Nunca pensei que este poderia vir a ser um adjectivo com o qual me identificasse. Aliás, até posso dizer que é um termo que sempre me irritou sobremaneira. Parecia-me atributo de gente, no mínimo, mimada. No máximo, outras coisas mais que não me apetece, de momento, verbalizar. No entanto, aqui estou eu, a aceitar - a custo - as evidências.
Fui-me apercebendo, aos poucos, mas num espaço de tempo relativamente curto, que sou um ser insatisfeito. Ousaria até dizer, intrinsecamente insatisfeito. Os indícios foram claros, a partir de um determinado momento da minha vida. Recente, bastante recente, esse momento.
Por que razão, uma pessoa com quatro décadas de vida [nem me falem, que estou mais parva do que vocês...], só se apercebe desta sua característica tão tarde? Eis uma pergunta pertinente, que merece toda a atenção necessária, no intuito de se chegar a uma resposta satisfatória. A uma conclusão. E eu que nunca me canso de explicar, de deduzir, de inferir; de concluir.

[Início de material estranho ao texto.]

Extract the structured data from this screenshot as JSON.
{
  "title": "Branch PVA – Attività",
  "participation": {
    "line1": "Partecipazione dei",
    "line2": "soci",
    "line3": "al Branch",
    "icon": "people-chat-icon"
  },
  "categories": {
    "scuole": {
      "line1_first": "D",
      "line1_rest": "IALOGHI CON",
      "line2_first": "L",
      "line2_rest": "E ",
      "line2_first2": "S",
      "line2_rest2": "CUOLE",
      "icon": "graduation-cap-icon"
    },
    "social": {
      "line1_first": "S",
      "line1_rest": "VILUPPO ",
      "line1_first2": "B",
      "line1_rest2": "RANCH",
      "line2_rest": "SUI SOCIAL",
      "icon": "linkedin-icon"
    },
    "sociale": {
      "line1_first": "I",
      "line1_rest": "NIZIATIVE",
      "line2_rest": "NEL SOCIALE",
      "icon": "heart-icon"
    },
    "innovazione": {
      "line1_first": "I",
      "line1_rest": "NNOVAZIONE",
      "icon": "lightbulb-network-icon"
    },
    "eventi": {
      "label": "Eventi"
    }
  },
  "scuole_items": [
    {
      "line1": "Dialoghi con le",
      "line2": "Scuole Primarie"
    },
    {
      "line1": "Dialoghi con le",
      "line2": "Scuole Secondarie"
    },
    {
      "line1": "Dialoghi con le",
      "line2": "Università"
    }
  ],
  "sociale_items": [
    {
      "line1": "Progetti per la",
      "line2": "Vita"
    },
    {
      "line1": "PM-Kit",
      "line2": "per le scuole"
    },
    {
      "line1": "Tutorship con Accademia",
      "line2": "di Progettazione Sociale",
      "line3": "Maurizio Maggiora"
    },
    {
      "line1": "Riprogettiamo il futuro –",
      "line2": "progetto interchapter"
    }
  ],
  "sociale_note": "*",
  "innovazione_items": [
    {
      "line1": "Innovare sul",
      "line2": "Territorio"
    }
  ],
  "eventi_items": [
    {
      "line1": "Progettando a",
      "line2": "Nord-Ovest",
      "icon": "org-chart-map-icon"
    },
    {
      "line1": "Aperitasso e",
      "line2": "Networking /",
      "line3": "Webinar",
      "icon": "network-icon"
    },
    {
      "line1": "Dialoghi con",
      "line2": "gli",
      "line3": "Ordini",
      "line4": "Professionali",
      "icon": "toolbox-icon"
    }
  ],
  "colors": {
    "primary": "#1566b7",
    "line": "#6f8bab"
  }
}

Quando uma pessoa tem uma vida de merda, não é insatisfeita. Tem necessidades.
Tem todas as razões e mais alguma - e a maior das legitimidades portanto - de se sentir em baixo, de querer mudar a sua condição.
Eu nunca tive uma vida de merda. Por isso mesmo, nunca tive necessidades. O certo é que sempre achei que tinha a vida possível, tendo em conta o contexto em que me movia, existia. Sempre achei que tinha o necessário. O que merecia. O que me era devido. Sempre achei que merecia pouco, na verdade. E, esse pouco, eu tinha. Para além disso, no fundo, bem lá no fundo, parece-me que sempre acreditei que, um dia, a minha vida poderia ser diferente. Melhor? Sempre acreditei que a minha vida era aquilo que era, mas que, um dia, seria outra coisa. Uma coisa que preenchesse o que faltava. Mesmo eu nem sequer ter tentado imaginar, um segundo que fosse, o que estava efectivamente em falta. Agora, olhando para trás, apercebo-me que sempre julguei que, se ainda nada tinha profundamente mudado, abalado o meu quotidiano, era por ainda não ter chegado a (minha) hora e porque tudo na vida leva o seu tempo. Com alguma demora, irremediável, pelo caminho.
Posto isto. Acredito que sempre fui uma insatisfeita em potência. Não tinha, no entanto, chegado a altura de o admitir. Só quando tomei consciência de que mereço tudo - este mundo e o outro, se, efectivamente, outro mundo existir - é que se tornou inevitável assumir a plenitude desta minha faceta, a somar a tantas outras que me habitam.
De me assumir, com todas as letras, intrinsecamente insatisfeita.